Many rivers on the slopes of the Cascades, like the Cedar River that supplies Seattle's water, are at moderate elevation and have a portion of the basin called the transient snow zone. The transient snow zone is an area in the basin where precipitation frequently falls as snow but then melts a few days or weeks later, a cycle that is typically repeated many times each winter. This transient snow zone can contribute to flooding if heavy rain and warm temperatures occur simultaneously when snow has accumulated (so called "rain on snow" events). Rivers of this type show both a peak in the winter and a peak in the spring and early summer (see Figure).
Snow melt dominated catchments are generally at higher elevations where temperatures are below freezing for most of the winter. In these basins, the winter precipitation falls predominantly as snow, where it is stored until the spring melt. Rivers of this type show a characteristic low flow period in the winter months, and a large peak flow in spring and early summer as the accumulated snow melts (see Figure). The Columbia and Snake Rivers are examples of snow melt dominated rivers.
Seasonal hydrologic response for three types of PNW rivers (normalized monthly average streamflow): snowmelt dominated, rain dominated, and mixed (transient snow).
Climate Change Impacts by River Type
Current projections of climate change for the Pacific Northwest (PNW) call for wetter winters and warmer temperatures throughout the year. The implications of these changes for the regional water cycle will vary according to river basin type:
- Snowmelt dominated basins would show reductions in witner snowpack, reduced summer and fall streamflows, and increased winter streamflow. The size of these changes would depend on the location of the specific river basin. Basins located significantly above today’s freezing level would be much less affected by warmer temperatures than those located at lower elevations. River basins whose present-day winter temperatures are close to freezing will be the most sensitive to climate change, due to the dramatic shifts in streamflow timing that would result from relatively small increases in wintertime temperatures.

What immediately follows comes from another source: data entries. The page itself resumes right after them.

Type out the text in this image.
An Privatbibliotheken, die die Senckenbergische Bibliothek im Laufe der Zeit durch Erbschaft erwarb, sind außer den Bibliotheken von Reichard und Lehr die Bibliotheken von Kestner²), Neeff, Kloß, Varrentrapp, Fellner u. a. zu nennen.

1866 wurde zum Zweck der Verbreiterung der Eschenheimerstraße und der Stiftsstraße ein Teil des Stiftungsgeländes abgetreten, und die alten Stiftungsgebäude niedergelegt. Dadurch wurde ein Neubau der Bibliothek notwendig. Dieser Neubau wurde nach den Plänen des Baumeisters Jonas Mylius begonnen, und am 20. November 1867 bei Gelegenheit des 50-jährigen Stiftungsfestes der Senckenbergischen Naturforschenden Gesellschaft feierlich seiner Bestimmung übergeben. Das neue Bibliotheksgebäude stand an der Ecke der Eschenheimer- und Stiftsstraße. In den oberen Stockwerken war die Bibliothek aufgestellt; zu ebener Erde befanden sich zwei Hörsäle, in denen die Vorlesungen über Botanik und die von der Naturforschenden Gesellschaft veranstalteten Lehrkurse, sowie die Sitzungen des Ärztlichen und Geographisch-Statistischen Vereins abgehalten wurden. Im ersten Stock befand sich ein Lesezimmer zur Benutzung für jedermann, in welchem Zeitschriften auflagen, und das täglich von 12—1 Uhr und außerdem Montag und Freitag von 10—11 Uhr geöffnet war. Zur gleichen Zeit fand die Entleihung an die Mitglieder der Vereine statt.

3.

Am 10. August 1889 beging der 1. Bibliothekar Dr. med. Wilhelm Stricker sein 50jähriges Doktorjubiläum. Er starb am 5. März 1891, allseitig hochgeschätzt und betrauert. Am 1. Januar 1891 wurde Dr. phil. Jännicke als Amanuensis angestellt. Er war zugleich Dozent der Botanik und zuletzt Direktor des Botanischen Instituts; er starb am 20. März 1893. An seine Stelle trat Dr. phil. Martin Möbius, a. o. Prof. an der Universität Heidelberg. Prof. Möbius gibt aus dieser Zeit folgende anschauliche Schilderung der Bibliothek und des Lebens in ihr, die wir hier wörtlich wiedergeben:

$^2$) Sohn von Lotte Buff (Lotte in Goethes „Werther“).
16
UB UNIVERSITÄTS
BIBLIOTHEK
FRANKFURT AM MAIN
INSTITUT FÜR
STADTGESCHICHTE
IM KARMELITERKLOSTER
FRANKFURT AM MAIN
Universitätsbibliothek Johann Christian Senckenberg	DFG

- Transient (mixed rain and snow) basins would shift towards rain dominant behavior, with increases in flood risk in late winter, due to increases in both temperature and precipitation, and significant reductions in summer streamflows, primarily due to reductions in spring snowpack.
- Rain dominated basins would likely show increased winter streamflows resulting from increased precipitation, with less pronounced decreases in annual streamflow from temperature increases via increased evapotranspiration.”